One eye was stuck cocked to the side
like a cartoon character who gets whacked
in the head with a frying pan.
Regardless, I went to the theater and watched
with one hand covering one eye
to see only one screen. A palsy,
the doctor claimed, but be weary of weakness
over the weekend. I got an eye patch
and stayed positive. The weakness came
strong the next day, my cheeseburger
was too heavy to bring to my mouth.
I had to loop my arm around my father
to walk to the car. When I awoke
the following morning full paralysis
set it. I stayed positive and wrote
a haiku in my head which after reciting
to my mother she cried. It read:
Laying sac of flesh,
spirit cocooned within you,
ready to unleash.
Sleeping in a nest; my nest.
Built from Grandma
Morath’s loosely stitched quilt
hanging from the untwisted metal
springs beneath Myles’ mattress
three feet above me in our bunk,
I stripped knowledge off caterpillars
learning how to cocoon:
to take a moments break to stew
or to eat soup, break from tormenting
my brother, break to entertain my family
for the hope of ice cream later.
Maybe to admire the yarn
holding me; a critical trove
full of fantasy.
Shooting Star Sonnet
Talking future under a blanket at the tables bench,
it streaked like a welders spark over the ocean pulls;
retired for the night were the obnoxious gulls
who in the wind had their claws firmly clenched
to the sleeping rocks at sea.
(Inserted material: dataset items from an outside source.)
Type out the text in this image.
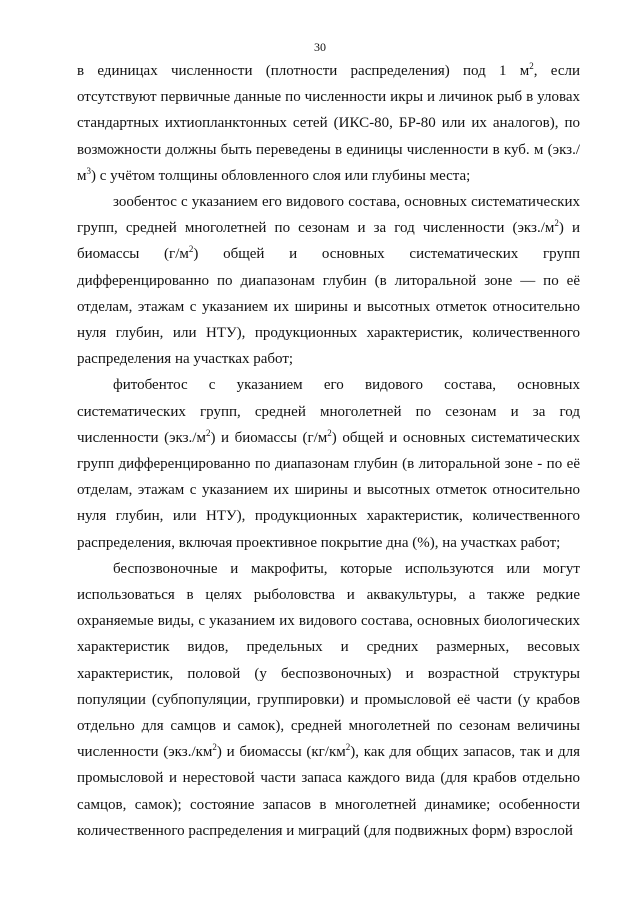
30

в единицах численности (плотности распределения) под 1 $м^2$, если отсутствуют первичные данные по численности икры и личинок рыб в уловах стандартных ихтиопланктонных сетей (ИКС-80, БР-80 или их аналогов), по возможности должны быть переведены в единицы численности в куб. м $(экз./м^3)$ с учётом толщины обловленного слоя или глубины места;

зообентос с указанием его видового состава, основных систематических групп, средней многолетней по сезонам и за год численности $(экз./м^2)$ и биомассы $(г/м^2)$ общей и основных систематических групп дифференцированно по диапазонам глубин (в литоральной зоне — по её отделам, этажам с указанием их ширины и высотных отметок относительно нуля глубин, или НТУ), продукционных характеристик, количественного распределения на участках работ;

фитобентос с указанием его видового состава, основных систематических групп, средней многолетней по сезонам и за год численности $(экз./м^2)$ и биомассы $(г/м^2)$ общей и основных систематических групп дифференцированно по диапазонам глубин (в литоральной зоне - по её отделам, этажам с указанием их ширины и высотных отметок относительно нуля глубин, или НТУ), продукционных характеристик, количественного распределения, включая проективное покрытие дна (%), на участках работ;

беспозвоночные и макрофиты, которые используются или могут использоваться в целях рыболовства и аквакультуры, а также редкие охраняемые виды, с указанием их видового состава, основных биологических характеристик видов, предельных и средних размерных, весовых характеристик, половой (у беспозвоночных) и возрастной структуры популяции (субпопуляции, группировки) и промысловой её части (у крабов отдельно для самцов и самок), средней многолетней по сезонам величины численности $(экз./км^2)$ и биомассы $(кг/км^2)$, как для общих запасов, так и для промысловой и нерестовой части запаса каждого вида (для крабов отдельно самцов, самок); состояние запасов в многолетней динамике; особенности количественного распределения и миграций (для подвижных форм) взрослой
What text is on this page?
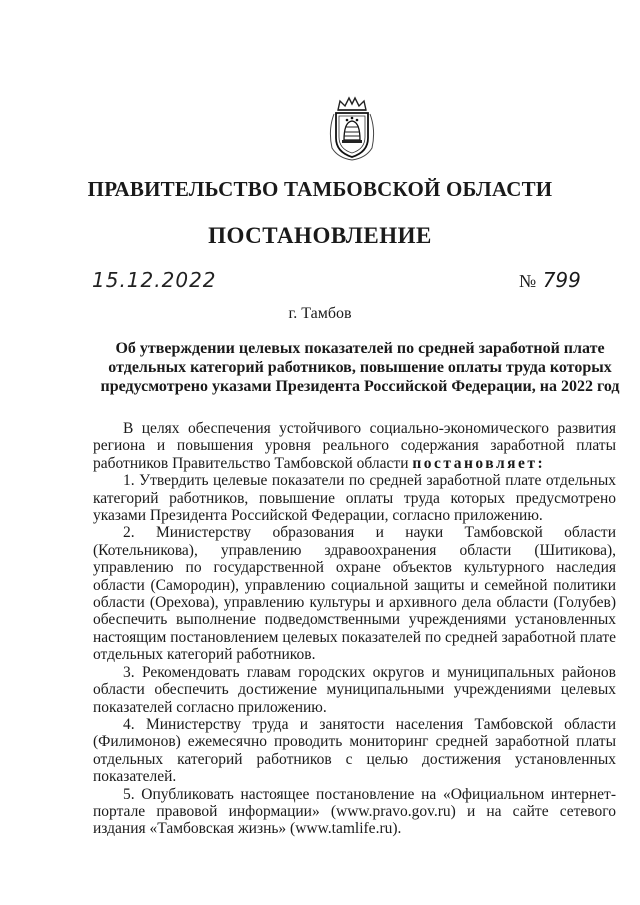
ПРАВИТЕЛЬСТВО ТАМБОВСКОЙ ОБЛАСТИ
ПОСТАНОВЛЕНИЕ
15.12.2022	№ 799
г. Тамбов
Об утверждении целевых показателей по средней заработной плате
отдельных категорий работников, повышение оплаты труда которых
предусмотрено указами Президента Российской Федерации, на 2022 год

В целях обеспечения устойчивого социально-экономического развития региона и повышения уровня реального содержания заработной платы работников Правительство Тамбовской области постановляет:

1. Утвердить целевые показатели по средней заработной плате отдельных категорий работников, повышение оплаты труда которых предусмотрено указами Президента Российской Федерации, согласно приложению.

2. Министерству образования и науки Тамбовской области (Котельникова), управлению здравоохранения области (Шитикова), управлению по государственной охране объектов культурного наследия области (Самородин), управлению социальной защиты и семейной политики области (Орехова), управлению культуры и архивного дела области (Голубев) обеспечить выполнение подведомственными учреждениями установленных настоящим постановлением целевых показателей по средней заработной плате отдельных категорий работников.

3. Рекомендовать главам городских округов и муниципальных районов области обеспечить достижение муниципальными учреждениями целевых показателей согласно приложению.

4. Министерству труда и занятости населения Тамбовской области (Филимонов) ежемесячно проводить мониторинг средней заработной платы отдельных категорий работников с целью достижения установленных показателей.

5. Опубликовать настоящее постановление на «Официальном интернет-портале правовой информации» (www.pravo.gov.ru) и на сайте сетевого издания «Тамбовская жизнь» (www.tamlife.ru).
Like reflections from an avalanche,
it was the first which you could recall;
catching in action a shooting star fall,
and I caught your joy as our bodies flinched.
I caught your exhale of wonder, long like a cypress,
I caught your eye glimmer in the moons vigor,
and I caught your tenderness like a virus.
Then, the next shooting star tore space’s black curtain
revealing heaven, we both could figure
that we had caught each other’s love for certain.